1979 Micronesian parliamentary election
| 27 March 1979 |

All 14 seats in Congress
|  | Elected President Tosiwo Nakayama |

= 1979 Micronesian general election =

Parliamentary elections were held in the Federated States of Micronesia on 27 March 1979. All candidates for seats in Congress ran as independents.

==Electoral system==
The 14-member Congress consisted of four at-large members (one from each state) elected for four-year terms, and ten other members elected for two-year terms.

==Results==

State: Seat; Elected member
Kosrae: Four-year; Joab Sigrah
Two-year: Hirosi Ismael
Ponape: Four-year; Bailey Olter
Two-year: Peter M. Christian
Bethwel Henry
Elias Thomas
Truk: Four-year; Tosiwo Nakayama
Two-year: Julio Akapito
Masachiro Christlip
Sasauo Gouland
Kalisto Refolopei
Raymond Setik
Yap: Four-year; Petrus Tun
Two-year: Luke Tman
Source: Highlights

==Aftermath==
Following the elections, the newly elected Congress met for the first time on 10 May.

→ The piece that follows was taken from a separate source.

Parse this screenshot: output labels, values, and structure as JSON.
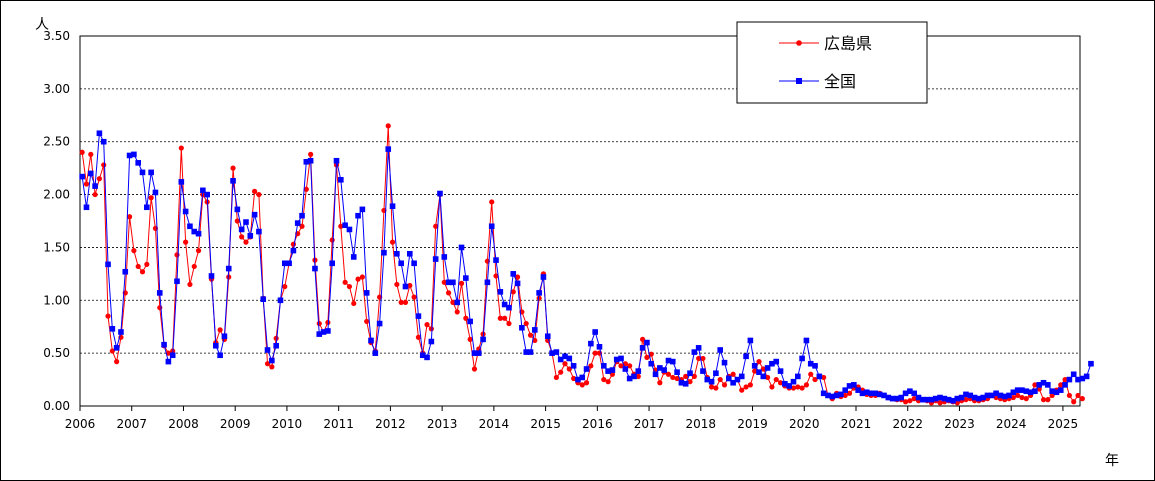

Bethwel Henry was elected Speaker. Members of Congress subsequently elected Tosiwo Nakayama as the first President of Micronesia, with Petrus Tun elected vice-president. This led to both vacating their seats in Congress. In the subsequent by-elections on 13 June, Koichi Sana was elected to the four-year seat in Truk and John Haglelgam (a write-in candidate) was elected in the four-year seat in Yap.